2. Now subtract 10% from each of those numbers. These are the new maxes you will base each lift on. For example, if you’re sure you can bench press 225 pounds for one rep, 90% of that max is 202.5 pounds. For simplicity, round this down to 200 pounds. This is your new “max” for the program.

3. Each week, you will perform three sets of each lift. The first week, you will do sets of five reps. The second, sets of three reps. In the third week, you will do three sets of five reps, three reps, and one rep respectively, and in the fourth week, you will deload and do sets of five again with much lighter weights.

4. Each set will be done with a specific percentage of your new max weight. The percentages will increase each set.

It looks like this:

Week 1 Week 2 Week 3 Week 4
65% x 5 70% x 3 75% x 5 40% x 5
75% x 5 80% x 3 85% x 3 50% x 5
85% x 5 90% x 3 95% x 1 60% x 5

5. On the third (last) set of each lift, you can perform more than the given number of repetitions. Because you’re basing your lifts on a much lighter weight than your actual max, it should be easy to get more than the prescribed reps on every set, but only push it on the last one. You can go for as many reps as possible some days (say, get 15 reps on your five-rep day), or, if you’re feeling tired or rushed, just get a couple more than is prescribed, or even the minimum number. This is up to you and you should go by how you feel. However, you should never go to total failure. That is, do not perform reps until you cannot do another one with good form. In general, leave a rep or two “in the tank” on this last set. On the first two sets, always do only the prescribed number. These count as warm-up sets. Note that in the Week 4 (deload) workouts, you should not go for a maximum number of reps. Let yourself recover by completing only the five prescribed reps.
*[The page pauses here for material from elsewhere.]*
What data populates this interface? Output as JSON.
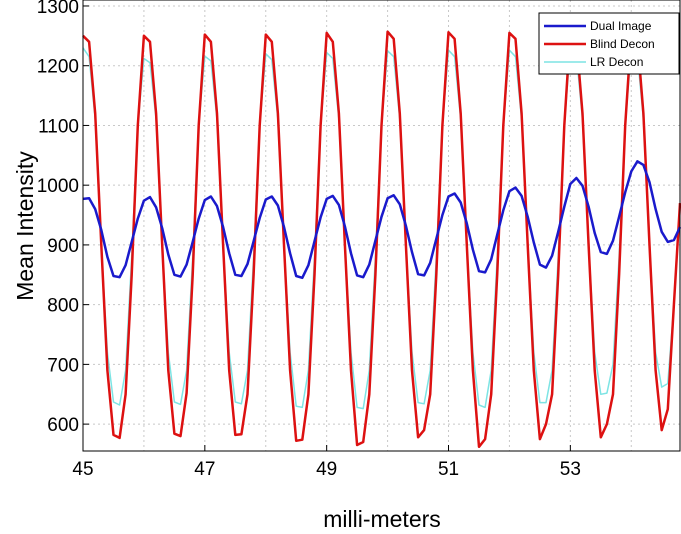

6. After four weeks, add five pounds to your max (the one you calculated, not the one you started with) on the shoulder and bench press and 10 pounds to your deadlift and squat max. Recalculate the percentages and begin the cycle again. You can continue doing this for many months. When the weights start getting so heavy that you can’t get the prescribed reps anymore on the third set (or you’re barely getting a rep or two more and it feels very heavy), take 90% or more of the max you’re working with and begin again.
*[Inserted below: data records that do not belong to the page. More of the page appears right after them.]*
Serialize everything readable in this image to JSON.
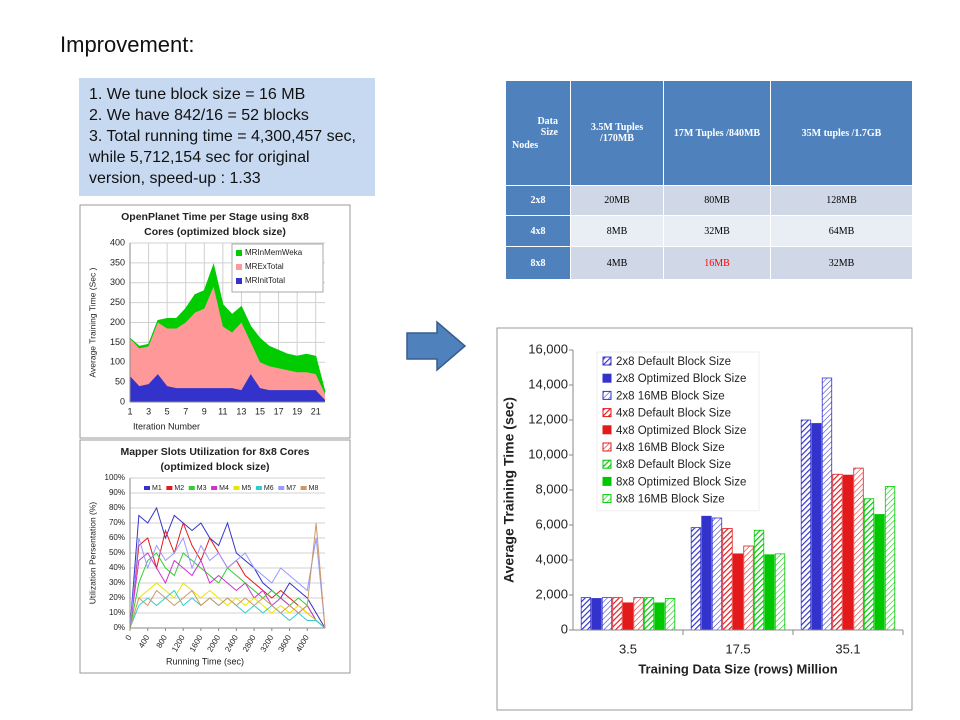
{
  "title": "Improvement:",
  "notes": [
    "1. We tune block size = 16 MB",
    "2. We have 842/16 = 52 blocks",
    "3. Total running time = 4,300,457 sec, while 5,712,154 sec for original version, speed-up : 1.33"
  ],
  "table": {
    "corner": {
      "top": "Data Size",
      "bottom": "Nodes"
    },
    "header": [
      "3.5M Tuples /170MB",
      "17M Tuples /840MB",
      "35M tuples /1.7GB"
    ],
    "rows": [
      [
        "2x8",
        "20MB",
        "80MB",
        "128MB"
      ],
      [
        "4x8",
        "8MB",
        "32MB",
        "64MB"
      ],
      [
        "8x8",
        "4MB",
        "16MB",
        "32MB"
      ]
    ],
    "highlight": {
      "row": 2,
      "col": 2,
      "color": "#ff0000"
    }
  },
  "chart_data": [
    {
      "type": "area",
      "stacked": true,
      "title": [
        "OpenPlanet Time per Stage using 8x8",
        "Cores (optimized block size)"
      ],
      "ylabel": "Average Training Time (Sec )",
      "xlabel": "Iteration Number",
      "x": [
        1,
        2,
        3,
        4,
        5,
        6,
        7,
        8,
        9,
        10,
        11,
        12,
        13,
        14,
        15,
        16,
        17,
        18,
        19,
        20,
        21,
        22
      ],
      "series": [
        {
          "name": "MRInMemWeka",
          "color": "#00cc00",
          "values": [
            0,
            5,
            5,
            5,
            25,
            25,
            35,
            45,
            45,
            55,
            55,
            45,
            40,
            40,
            60,
            50,
            45,
            40,
            40,
            45,
            45,
            5
          ]
        },
        {
          "name": "MRExTotal",
          "color": "#ff9999",
          "values": [
            95,
            95,
            95,
            130,
            145,
            150,
            165,
            190,
            200,
            255,
            155,
            140,
            170,
            80,
            65,
            60,
            55,
            50,
            45,
            45,
            40,
            15
          ]
        },
        {
          "name": "MRInitTotal",
          "color": "#3333cc",
          "values": [
            65,
            40,
            45,
            70,
            40,
            35,
            35,
            35,
            35,
            35,
            35,
            35,
            30,
            70,
            35,
            30,
            30,
            30,
            30,
            30,
            30,
            5
          ]
        }
      ],
      "xlim": [
        1,
        22
      ],
      "xticks": [
        1,
        3,
        5,
        7,
        9,
        11,
        13,
        15,
        17,
        19,
        21
      ],
      "ylim": [
        0,
        400
      ],
      "yticks": [
        0,
        50,
        100,
        150,
        200,
        250,
        300,
        350,
        400
      ],
      "grid": true,
      "legend": "upper right"
    },
    {
      "type": "line",
      "title": [
        "Mapper Slots Utilization  for 8x8 Cores",
        "(optimized block size)"
      ],
      "ylabel": "Utilization Persentation (%)",
      "xlabel": "Running Time (sec)",
      "x": [
        0,
        200,
        400,
        600,
        800,
        1000,
        1200,
        1400,
        1600,
        1800,
        2000,
        2200,
        2400,
        2600,
        2800,
        3000,
        3200,
        3400,
        3600,
        3800,
        4000,
        4200,
        4400
      ],
      "series": [
        {
          "name": "M1",
          "color": "#3333cc",
          "values": [
            0,
            75,
            70,
            80,
            60,
            75,
            70,
            65,
            70,
            60,
            55,
            70,
            50,
            45,
            40,
            30,
            25,
            20,
            30,
            25,
            20,
            10,
            0
          ]
        },
        {
          "name": "M2",
          "color": "#e31a1c",
          "values": [
            0,
            55,
            60,
            40,
            65,
            50,
            70,
            55,
            45,
            60,
            50,
            40,
            45,
            35,
            30,
            25,
            20,
            25,
            20,
            15,
            10,
            5,
            0
          ]
        },
        {
          "name": "M3",
          "color": "#33cc33",
          "values": [
            0,
            30,
            45,
            50,
            40,
            35,
            50,
            45,
            40,
            35,
            30,
            40,
            35,
            30,
            25,
            20,
            25,
            20,
            15,
            20,
            15,
            5,
            0
          ]
        },
        {
          "name": "M4",
          "color": "#cc33cc",
          "values": [
            0,
            45,
            50,
            40,
            30,
            45,
            40,
            35,
            45,
            30,
            35,
            30,
            25,
            30,
            20,
            25,
            15,
            20,
            15,
            10,
            15,
            5,
            0
          ]
        },
        {
          "name": "M5",
          "color": "#e6e600",
          "values": [
            0,
            20,
            25,
            30,
            25,
            20,
            30,
            25,
            20,
            25,
            20,
            15,
            20,
            15,
            20,
            15,
            10,
            15,
            10,
            15,
            10,
            5,
            0
          ]
        },
        {
          "name": "M6",
          "color": "#33cccc",
          "values": [
            0,
            15,
            20,
            15,
            20,
            25,
            15,
            20,
            15,
            20,
            15,
            20,
            15,
            10,
            15,
            10,
            15,
            10,
            5,
            10,
            5,
            5,
            0
          ]
        },
        {
          "name": "M7",
          "color": "#9999ff",
          "values": [
            0,
            60,
            40,
            55,
            45,
            50,
            60,
            40,
            55,
            45,
            50,
            40,
            45,
            50,
            40,
            35,
            30,
            40,
            35,
            30,
            25,
            60,
            0
          ]
        },
        {
          "name": "M8",
          "color": "#cc9966",
          "values": [
            0,
            20,
            15,
            25,
            20,
            15,
            20,
            25,
            15,
            20,
            15,
            20,
            15,
            20,
            15,
            20,
            15,
            10,
            15,
            10,
            15,
            70,
            0
          ]
        }
      ],
      "xlim": [
        0,
        4400
      ],
      "xticks": [
        0,
        400,
        800,
        1200,
        1600,
        2000,
        2400,
        2800,
        3200,
        3600,
        4000
      ],
      "ylim": [
        0,
        100
      ],
      "yticks": [
        {
          "value": 0,
          "label": "0%"
        },
        {
          "value": 10,
          "label": "10%"
        },
        {
          "value": 20,
          "label": "20%"
        },
        {
          "value": 30,
          "label": "30%"
        },
        {
          "value": 40,
          "label": "40%"
        },
        {
          "value": 50,
          "label": "50%"
        },
        {
          "value": 60,
          "label": "60%"
        },
        {
          "value": 70,
          "label": "70%"
        },
        {
          "value": 80,
          "label": "80%"
        },
        {
          "value": 90,
          "label": "90%"
        },
        {
          "value": 100,
          "label": "100%"
        }
      ],
      "grid": true,
      "legend": "top"
    },
    {
      "type": "bar",
      "ylabel": "Average Training Time (sec)",
      "xlabel": "Training Data Size (rows) Million",
      "categories": [
        "3.5",
        "17.5",
        "35.1"
      ],
      "series": [
        {
          "name": "2x8 Default Block Size",
          "color": "#3333cc",
          "pattern": "hatch",
          "values": [
            1850,
            5850,
            12000
          ]
        },
        {
          "name": "2x8 Optimized Block Size",
          "color": "#3333cc",
          "pattern": "solid",
          "values": [
            1800,
            6500,
            11800
          ]
        },
        {
          "name": "2x8 16MB Block Size",
          "color": "#3333cc",
          "pattern": "hatch-light",
          "values": [
            1850,
            6400,
            14400
          ]
        },
        {
          "name": "4x8 Default Block Size",
          "color": "#e31a1c",
          "pattern": "hatch",
          "values": [
            1850,
            5800,
            8900
          ]
        },
        {
          "name": "4x8 Optimized Block Size",
          "color": "#e31a1c",
          "pattern": "solid",
          "values": [
            1550,
            4350,
            8850
          ]
        },
        {
          "name": "4x8 16MB Block Size",
          "color": "#e31a1c",
          "pattern": "hatch-light",
          "values": [
            1850,
            4800,
            9250
          ]
        },
        {
          "name": "8x8 Default Block Size",
          "color": "#00c800",
          "pattern": "hatch",
          "values": [
            1850,
            5700,
            7500
          ]
        },
        {
          "name": "8x8 Optimized Block Size",
          "color": "#00c800",
          "pattern": "solid",
          "values": [
            1550,
            4300,
            6600
          ]
        },
        {
          "name": "8x8 16MB Block Size",
          "color": "#00c800",
          "pattern": "hatch-light",
          "values": [
            1800,
            4350,
            8200
          ]
        }
      ],
      "ylim": [
        0,
        16000
      ],
      "yticks": [
        0,
        {
          "value": 2000,
          "label": "2,000"
        },
        {
          "value": 4000,
          "label": "4,000"
        },
        {
          "value": 6000,
          "label": "6,000"
        },
        {
          "value": 8000,
          "label": "8,000"
        },
        {
          "value": 10000,
          "label": "10,000"
        },
        {
          "value": 12000,
          "label": "12,000"
        },
        {
          "value": 14000,
          "label": "14,000"
        },
        {
          "value": 16000,
          "label": "16,000"
        }
      ],
      "grid": false,
      "legend": "upper left"
    }
  ]
}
7. You should record the number of reps you get on the last set every week. This should motivate you to break your own “rep records”. By consistently breaking records, you ensure that you’re getting stronger.
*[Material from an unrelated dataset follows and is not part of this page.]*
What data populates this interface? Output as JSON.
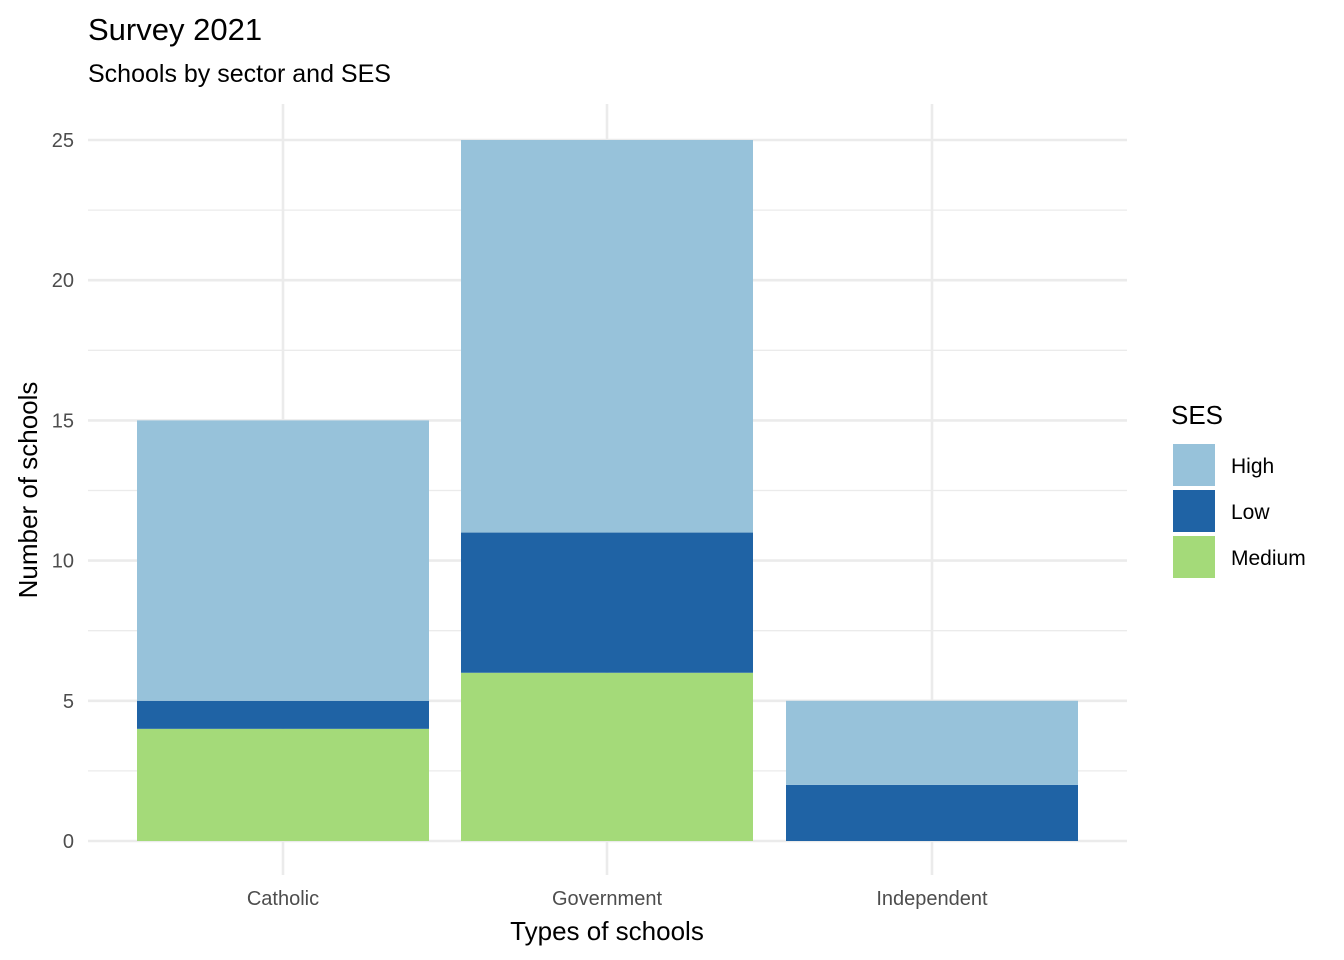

8. Always start your workouts with one of the four main lifts using this system, and then perform assistance exercises afterward. On upper body days, you can follow your shoulder and bench press with chinups, dips, and various other pressing moves, and on deadlift and squat days, you can do leg exercises and then work abs. There are many ways to do this. You can follow the workouts in the “Build an NFL Neck” story for simplicity.